Although maternal pre-eclampsia was one of the prenatal diagnoses reported by Biselele et al.26 and Biselele et al.16,it was not significantly associated in this study population. Some studies also reported inappropriate or absence of antenatal care as a maternal risk factor while this was not strongly associated in this study population31,25. Additionally, this study identified that maternal risk factor of sepsis, other than premature rupture of membrane and offensive liquor can increase the odds of Thompson score greater than 10.

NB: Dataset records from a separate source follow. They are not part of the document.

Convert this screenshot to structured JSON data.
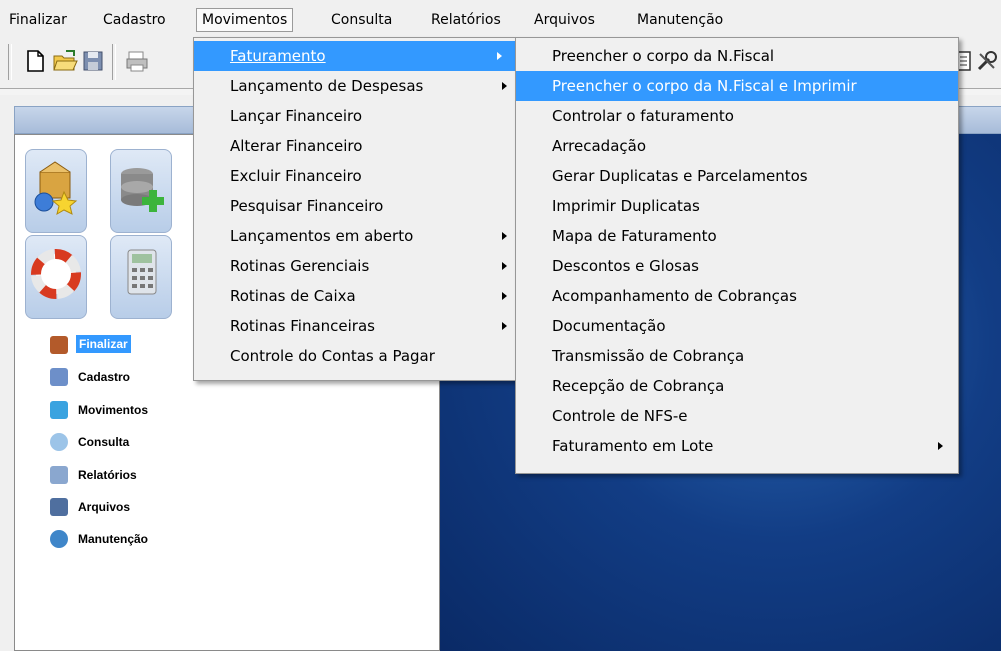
{
  "menubar": {
    "items": [
      "Finalizar",
      "Cadastro",
      "Movimentos",
      "Consulta",
      "Relatórios",
      "Arquivos",
      "Manutenção"
    ],
    "active_index": 2
  },
  "toolbar": {
    "buttons": [
      "new-document-icon",
      "open-folder-icon",
      "save-icon",
      "print-icon"
    ],
    "right_buttons": [
      "document-icon",
      "tools-icon"
    ]
  },
  "sidebar": {
    "big_icons": [
      "package-globe-icon",
      "database-add-icon",
      "lifebuoy-icon",
      "calculator-icon"
    ],
    "items": [
      {
        "label": "Finalizar",
        "icon": "power-icon",
        "selected": true
      },
      {
        "label": "Cadastro",
        "icon": "book-icon"
      },
      {
        "label": "Movimentos",
        "icon": "people-icon"
      },
      {
        "label": "Consulta",
        "icon": "magnifier-icon"
      },
      {
        "label": "Relatórios",
        "icon": "printer-icon"
      },
      {
        "label": "Arquivos",
        "icon": "floppy-icon"
      },
      {
        "label": "Manutenção",
        "icon": "gears-icon"
      }
    ]
  },
  "movimentos_menu": [
    {
      "label": "Faturamento",
      "submenu": true,
      "highlight": true
    },
    {
      "label": "Lançamento de Despesas",
      "submenu": true
    },
    {
      "label": "Lançar Financeiro",
      "submenu": false
    },
    {
      "label": "Alterar Financeiro",
      "submenu": false
    },
    {
      "label": "Excluir Financeiro",
      "submenu": false
    },
    {
      "label": "Pesquisar Financeiro",
      "submenu": false
    },
    {
      "label": "Lançamentos em aberto",
      "submenu": true
    },
    {
      "label": "Rotinas Gerenciais",
      "submenu": true
    },
    {
      "label": "Rotinas de Caixa",
      "submenu": true
    },
    {
      "label": "Rotinas Financeiras",
      "submenu": true
    },
    {
      "label": "Controle do Contas a Pagar",
      "submenu": false
    }
  ],
  "faturamento_menu": [
    {
      "label": "Preencher o corpo da N.Fiscal",
      "submenu": false
    },
    {
      "label": "Preencher o corpo da N.Fiscal e Imprimir",
      "submenu": false,
      "highlight": true
    },
    {
      "label": "Controlar o faturamento",
      "submenu": false
    },
    {
      "label": "Arrecadação",
      "submenu": false
    },
    {
      "label": "Gerar Duplicatas e Parcelamentos",
      "submenu": false
    },
    {
      "label": "Imprimir Duplicatas",
      "submenu": false
    },
    {
      "label": "Mapa de Faturamento",
      "submenu": false
    },
    {
      "label": "Descontos e Glosas",
      "submenu": false
    },
    {
      "label": "Acompanhamento de Cobranças",
      "submenu": false
    },
    {
      "label": "Documentação",
      "submenu": false
    },
    {
      "label": "Transmissão de Cobrança",
      "submenu": false
    },
    {
      "label": "Recepção de Cobrança",
      "submenu": false
    },
    {
      "label": "Controle de NFS-e",
      "submenu": false
    },
    {
      "label": "Faturamento em Lote",
      "submenu": true
    }
  ]
}
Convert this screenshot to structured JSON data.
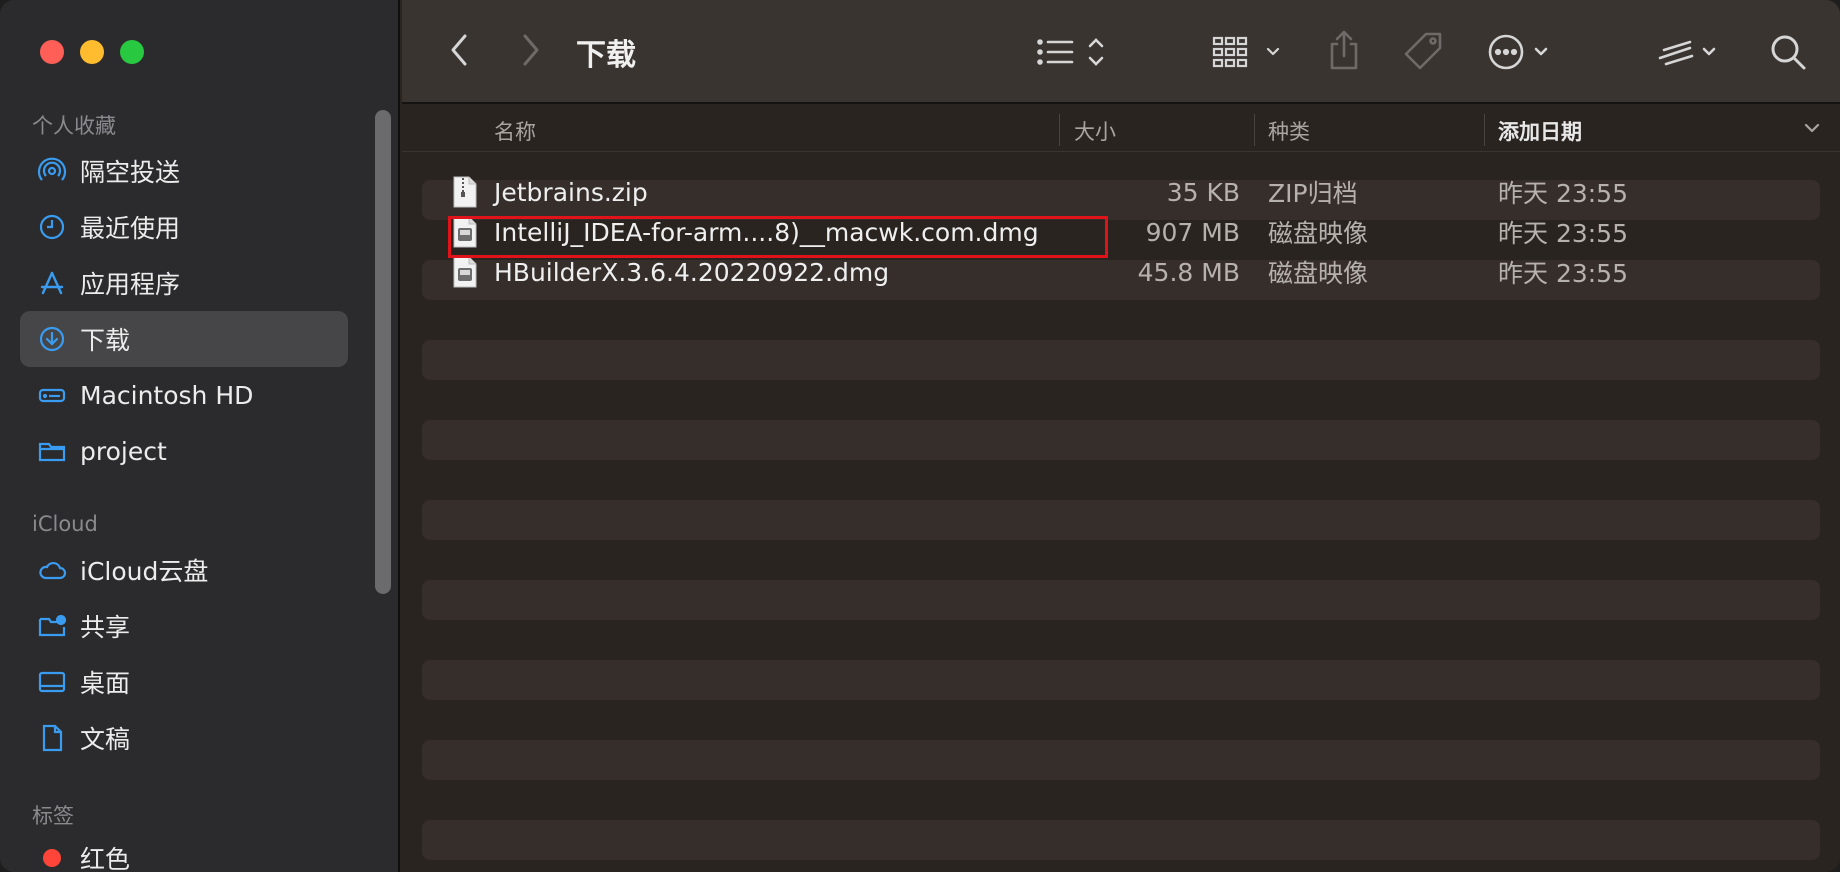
{
  "window": {
    "title": "下载"
  },
  "toolbar": {
    "back_icon": "chevron-left-icon",
    "forward_icon": "chevron-right-icon",
    "view_icon": "list-view-icon",
    "group_icon": "grid-group-icon",
    "share_icon": "share-icon",
    "tag_icon": "tag-icon",
    "more_icon": "ellipsis-circle-icon",
    "extension_icon": "extension-icon",
    "search_icon": "search-icon"
  },
  "sidebar": {
    "favorites_header": "个人收藏",
    "favorites": [
      {
        "label": "隔空投送",
        "icon": "airdrop-icon"
      },
      {
        "label": "最近使用",
        "icon": "clock-icon"
      },
      {
        "label": "应用程序",
        "icon": "applications-icon"
      },
      {
        "label": "下载",
        "icon": "download-icon",
        "active": true
      },
      {
        "label": "Macintosh HD",
        "icon": "hard-drive-icon"
      },
      {
        "label": "project",
        "icon": "folder-icon"
      }
    ],
    "icloud_header": "iCloud",
    "icloud": [
      {
        "label": "iCloud云盘",
        "icon": "cloud-icon"
      },
      {
        "label": "共享",
        "icon": "shared-folder-icon"
      },
      {
        "label": "桌面",
        "icon": "desktop-icon"
      },
      {
        "label": "文稿",
        "icon": "document-icon"
      }
    ],
    "tags_header": "标签",
    "tags": [
      {
        "label": "红色",
        "color": "#ff453a"
      }
    ]
  },
  "columns": {
    "name": "名称",
    "size": "大小",
    "kind": "种类",
    "date": "添加日期"
  },
  "files": [
    {
      "name": "Jetbrains.zip",
      "size": "35 KB",
      "kind": "ZIP归档",
      "date": "昨天 23:55",
      "icon": "zip-file-icon"
    },
    {
      "name": "IntelliJ_IDEA-for-arm....8)__macwk.com.dmg",
      "size": "907 MB",
      "kind": "磁盘映像",
      "date": "昨天 23:55",
      "icon": "disk-image-icon"
    },
    {
      "name": "HBuilderX.3.6.4.20220922.dmg",
      "size": "45.8 MB",
      "kind": "磁盘映像",
      "date": "昨天 23:55",
      "icon": "disk-image-icon"
    }
  ],
  "colors": {
    "highlight": "#e0131b",
    "sidebar_accent": "#3a9cf0",
    "tag_red": "#ff453a"
  }
}
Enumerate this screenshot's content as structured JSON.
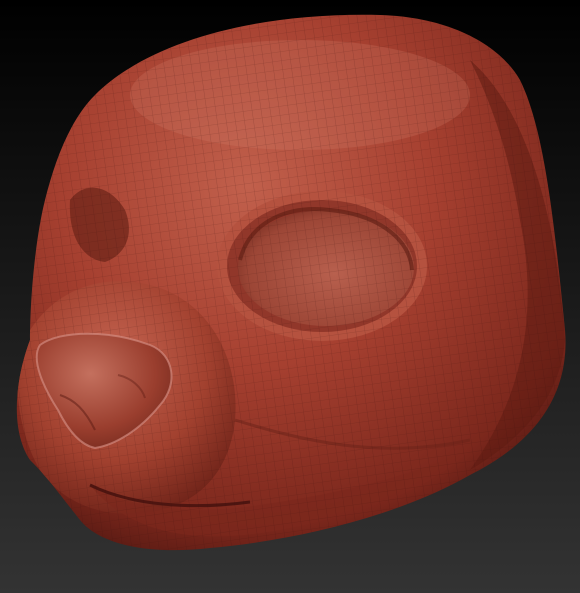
{
  "scene": {
    "subject": "sculpted-animal-head",
    "background_top": "#000000",
    "background_bottom": "#333333",
    "clay_base": "#a64030",
    "clay_dark": "#5a1a12",
    "clay_light": "#d98a78",
    "wireframe_color": "#3a0f0a"
  }
}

A key strength of this study is that the a priori variables used in predictive modelling were assembled using a combination of evidence from the literature, routine health records and clinically driven reasoning. In this way, the study is grounded in the lived experiences of clinicians, data collection systems and healthcare providers in low-resource settings who often have limited data and resources needed save the lives of infants. Compared to previous studies that modelled risk factors of NE31, this paper also relied on a larger sample, thus has greater statistical power.

Limitations

A limitation in this study is the small number of missing values in most variables and due to evidence against missingness at random, we dealt with this by adding a “missing” category thus increasing the model’s degrees of freedom. Some confidence intervals were wide, possibly due to the number of study participants, decreasing statistical power. The study did not include some variables like intra-uterine growth restriction (IUGR) in the model due to non-availability. Also, IUGR contributes to high Thompson score values, low Apgar score and low heart rate, and could cause omitted variable bias. Birth weight was used as a proxy measure of IUGR, although significant associations were not found. In addition, while some of the variables had significant effects, such as ‘Other risk factors of sepsis’ for admission, it may be complicated to apply within the Neotree system given this group can have a variety of admission reasons.

Conclusions

This study aimed to address the lack of well-defined clinical triggers for suspecting NE and thus performing the Thompson score in neonates in low-resource settings. With the objective to construct an empirically driven and parsimonious model for identifying Thompson score > 10 in term neonates, this study identified six risk factors that are most predictive. These include five neonatal factors – low neonatal heart rate at admission, hypothermia at admission, trauma in the form of head swelling, baby not crying at birth, meconium-stained umbilicus; and one intrapartum factor– maternal risk factors of sepsis other than premature rupture of membrane and offensive liquor.

The results imply that integration of these risk factors into clinical decision support systems such as Neotree would enable healthcare professionals to identify neonates to screen for NE using the Thompson score. However, before operationalisation into the application, further work is needed to evaluate the model’s performance through sensitivity and specificity analysis. This evaluation should ensure a large enough sample of Thompson scores to allow for the dichotomisation of predictors such as heart rate. Finally, future work could also focus on using more novel predictive model building techniques that use artificial intelligence and machine learning.